Spätestens an Bord der Enterprise-E verstärkten sich Rikers und Trois Gefühle weiter füreinander. Nach deutlichen (auch physischen) Annäherungen würde Riker sie im Jahr 2375 schließlich ganz offen darauf ansprechen. Er ließ sie wissen, dass er zurzeit nicht gut schlafe, vermutlich eine Art Midlife-Krise durchlebe und dass er einen Rat von ihr brauche. Seine Frage bestand darin, ob sie einander wieder als Paar eine Chance geben könnten. Diesmal war Riker gewillt, es besser zu machen, und Troi schien nur auf dieses Bekenntnis gewartet zu haben.

Counselor, glaubst Du, zwei Leute können die Zeit zurückdrehen und frühere Fehler wiedergutmachen?“ – „Auf diesem Schiff ist alles möglich.“ (William Riker und Deanna Troi in IX: Der Aufstand)

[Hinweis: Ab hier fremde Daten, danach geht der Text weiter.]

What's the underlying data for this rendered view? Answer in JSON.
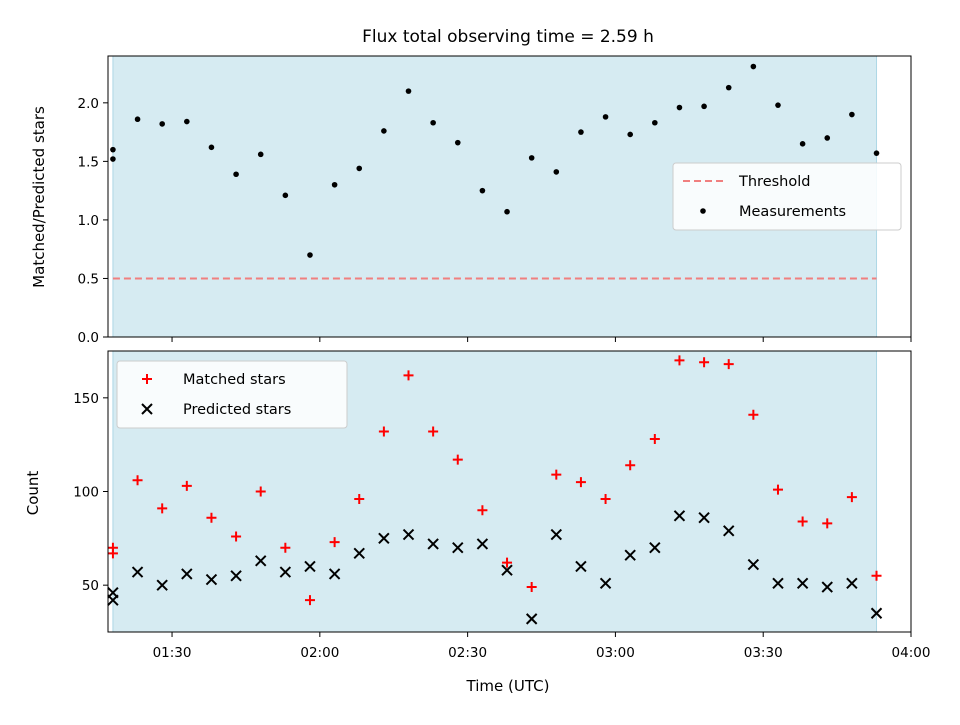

Aufgrund des Kontakts mit den regenerativen Eigenschaften des Planeten Ba’ku fragte sich Riker am Ende des neunten Kinofilms kurzzeitig, ob Troi und er sich anders fühlen würden, wenn sie der metaphasischen Strahlung nicht länger ausgesetzt waren. Worf widersprach dem dezidiert: „Ihre Gefühle für sie haben sich nicht geändert, seit ich Sie kenne, Commander. Hier sind sie nur ein wenig an die frische Luft gelassen worden.“ Rikers klingonischer Kollege sollte Recht behalten. In der 2377 angesiedelten VOY-Episode Eingeschleust (7×06) sollten wir hören, dass Riker und Troi einen Strandurlaub auf der Erde einlegten und ihr zurückgewonnenes Liebesleben damit offensichtlich florierte.

 

2379 geben Riker und Troi sich das Ja-Wort. © 2002 CBS Studios Inc. All Rights Reserved.

 

Wie ging es seit Nemesis für sie beide weiter?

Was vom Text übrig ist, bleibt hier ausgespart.